Spatial-Temporal Interplay in Human Mobility: A Hierarchical Reinforcement Learning Approach with Hypergraph Representation
This work addresses the problem of predicting human mobility patterns for applications like urban planning or recommendation systems, but it is incremental as it builds on existing hierarchical and hypergraph methods.
The paper tackled the challenge of modeling spatial-temporal dynamics in human mobility decision-making by introducing the STI-HRL framework, which achieved superior performance over state-of-the-art methods in predicting users' next visits on two real-world datasets.

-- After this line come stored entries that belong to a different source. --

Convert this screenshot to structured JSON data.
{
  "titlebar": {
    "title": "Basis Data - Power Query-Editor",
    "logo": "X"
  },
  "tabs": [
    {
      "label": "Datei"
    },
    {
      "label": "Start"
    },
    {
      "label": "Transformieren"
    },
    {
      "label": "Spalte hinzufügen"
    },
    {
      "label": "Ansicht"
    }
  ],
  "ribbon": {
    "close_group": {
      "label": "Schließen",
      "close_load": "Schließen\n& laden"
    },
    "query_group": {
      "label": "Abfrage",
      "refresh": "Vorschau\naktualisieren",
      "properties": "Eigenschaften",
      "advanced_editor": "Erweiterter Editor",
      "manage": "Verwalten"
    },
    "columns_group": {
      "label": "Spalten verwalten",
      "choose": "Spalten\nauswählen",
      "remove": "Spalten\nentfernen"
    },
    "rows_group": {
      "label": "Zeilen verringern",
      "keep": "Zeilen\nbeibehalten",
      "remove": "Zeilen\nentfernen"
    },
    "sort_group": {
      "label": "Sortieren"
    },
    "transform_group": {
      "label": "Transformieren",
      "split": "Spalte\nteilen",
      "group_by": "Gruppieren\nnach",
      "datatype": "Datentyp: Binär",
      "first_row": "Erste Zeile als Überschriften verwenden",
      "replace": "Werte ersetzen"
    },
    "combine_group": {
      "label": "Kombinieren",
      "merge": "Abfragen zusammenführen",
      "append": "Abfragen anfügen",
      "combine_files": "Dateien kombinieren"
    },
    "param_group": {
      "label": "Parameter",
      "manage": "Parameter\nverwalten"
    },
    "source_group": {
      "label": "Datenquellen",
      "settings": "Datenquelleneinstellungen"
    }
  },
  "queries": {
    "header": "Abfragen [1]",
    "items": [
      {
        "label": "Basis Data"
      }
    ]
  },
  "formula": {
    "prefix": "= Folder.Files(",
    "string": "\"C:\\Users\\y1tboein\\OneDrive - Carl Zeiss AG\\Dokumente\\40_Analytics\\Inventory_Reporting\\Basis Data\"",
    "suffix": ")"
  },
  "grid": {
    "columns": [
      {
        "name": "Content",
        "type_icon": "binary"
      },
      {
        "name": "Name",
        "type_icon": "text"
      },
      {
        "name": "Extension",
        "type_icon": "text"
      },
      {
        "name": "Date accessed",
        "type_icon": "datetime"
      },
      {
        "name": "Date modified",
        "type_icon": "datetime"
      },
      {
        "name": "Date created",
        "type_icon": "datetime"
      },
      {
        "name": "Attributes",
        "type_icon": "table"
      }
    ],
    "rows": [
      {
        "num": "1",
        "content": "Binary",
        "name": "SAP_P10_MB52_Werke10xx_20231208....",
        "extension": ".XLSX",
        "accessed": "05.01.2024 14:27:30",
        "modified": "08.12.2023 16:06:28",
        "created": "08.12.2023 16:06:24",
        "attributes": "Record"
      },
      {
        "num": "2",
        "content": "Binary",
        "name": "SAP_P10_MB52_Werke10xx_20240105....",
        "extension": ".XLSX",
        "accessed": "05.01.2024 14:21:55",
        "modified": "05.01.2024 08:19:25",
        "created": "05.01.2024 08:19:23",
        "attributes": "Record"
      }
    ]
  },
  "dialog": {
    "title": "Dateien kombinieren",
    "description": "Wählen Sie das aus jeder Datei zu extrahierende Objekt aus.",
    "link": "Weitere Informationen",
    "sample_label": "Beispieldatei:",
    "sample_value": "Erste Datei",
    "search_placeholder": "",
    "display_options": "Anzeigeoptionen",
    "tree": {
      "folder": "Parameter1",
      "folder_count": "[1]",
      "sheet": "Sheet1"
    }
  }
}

In the realm of human mobility, the decision-making process for selecting the next-visit location is intricately influenced by a trade-off between spatial and temporal constraints, which are reflective of individual needs and preferences. This trade-off, however, varies across individuals, making the modeling of these spatial-temporal dynamics a formidable challenge. To address the problem, in this work, we introduce the "Spatial-temporal Induced Hierarchical Reinforcement Learning" (STI-HRL) framework, for capturing the interplay between spatial and temporal factors in human mobility decision-making. Specifically, STI-HRL employs a two-tiered decision-making process: the low-level focuses on disentangling spatial and temporal preferences using dedicated agents, while the high-level integrates these considerations to finalize the decision. To complement the hierarchical decision setting, we construct a hypergraph to organize historical data, encapsulating the multi-aspect semantics of human mobility. We propose a cross-channel hypergraph embedding module to learn the representations as the states to facilitate the decision-making cycle. Our extensive experiments on two real-world datasets validate the superiority of STI-HRL over state-of-the-art methods in predicting users' next visits across various performance metrics.